Jumpalitan peneliti di balik birunya capaian publikasi BRIN 

Sejumlah peneliti BRIN mengaku harus merogoh kocek pribadi untuk membiayai riset dan publikasi di jurnal ilmiah.

Kepala Badan Riset dan Inovasi Nasional (BRIN) Laksana Tri Handoko (tengah, kemeja putih) menghadiri peluncuran acara Skema Pendanaan dan Fasilitasi Riset dan Inovasi 2024 di Auditorium Sumitro Djojohadikusumo, Gedung B.J. Habibie, Jakarta, Selasa (6/2). /Foto dok.

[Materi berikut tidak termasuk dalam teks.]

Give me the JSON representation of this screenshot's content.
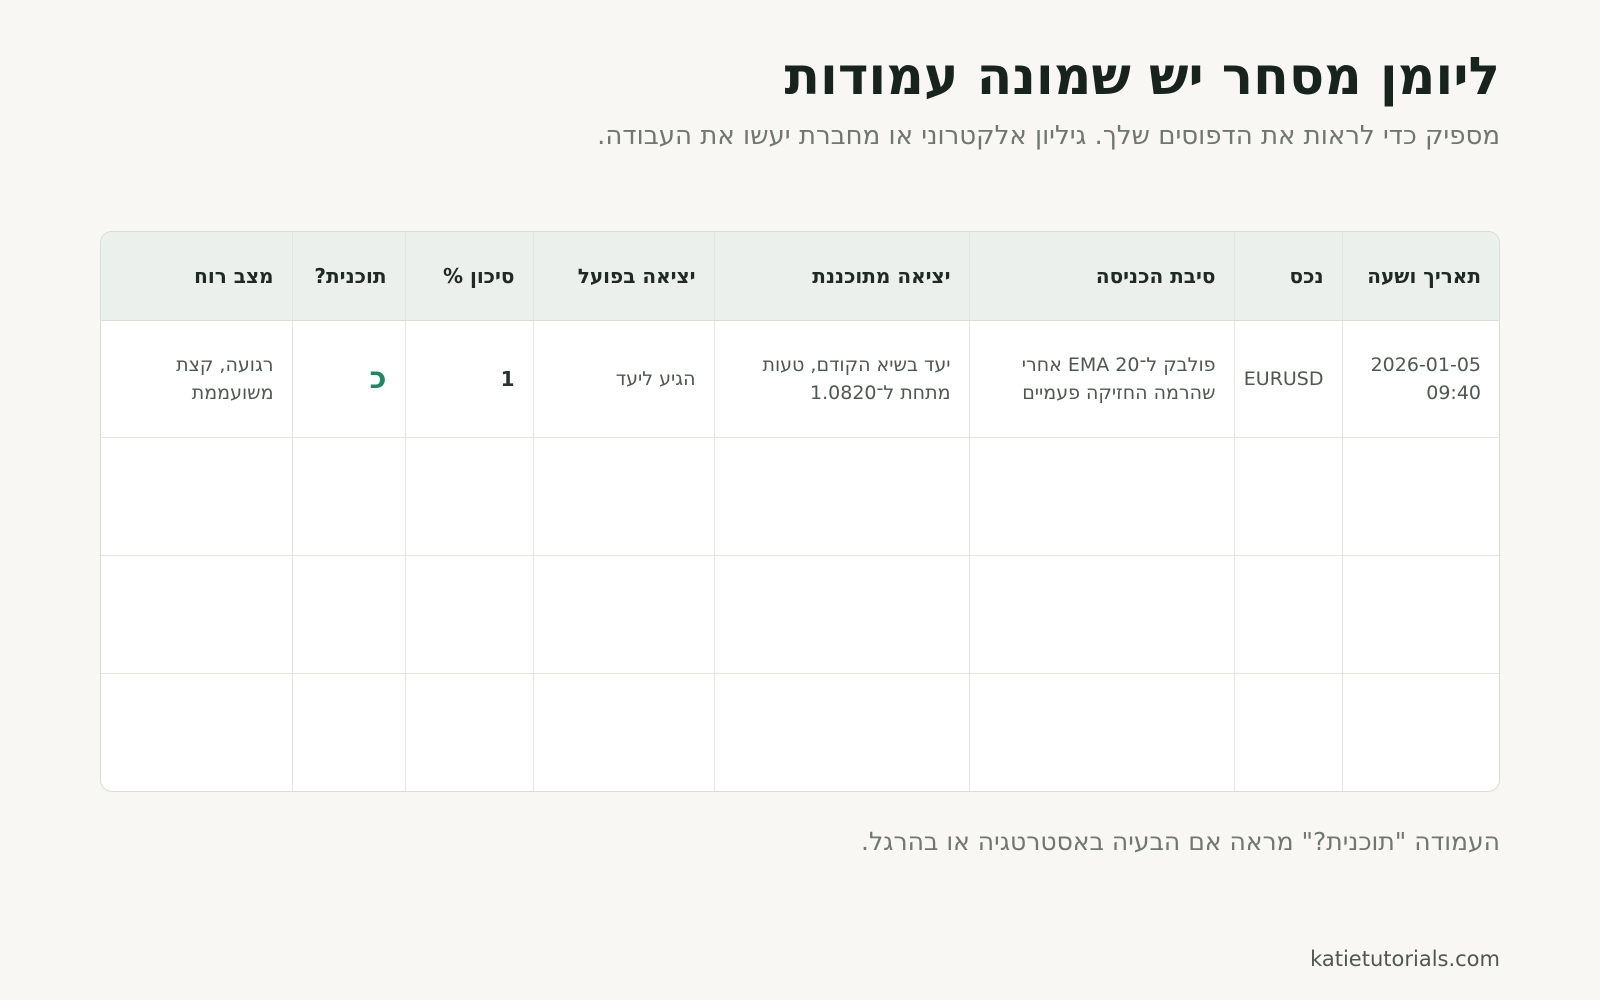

BRIN

Robert, bukan nama sebenarnya, pasrah menerima sanksi pemotongan tunjangan kinerja (tukin) yang diberlakukan manajemen Badan Riset dan Inovasi Nasional (BRIN). Dianggap tak mampu memenuhi parameter kinerja yang ditetapkan BRIN sepanjang 2023, tukin Robert dipotong hingga 10% sejak Januari. 

"Semuanya enggak ada aturan yang jelas dan semaunya manajemen BRIN. Akhirnya, saya dipotong tukin karena memang dicari-cari salahnya," ucap Robert saat berbincang dengan Alinea.id di Jakarta, belum lama ini.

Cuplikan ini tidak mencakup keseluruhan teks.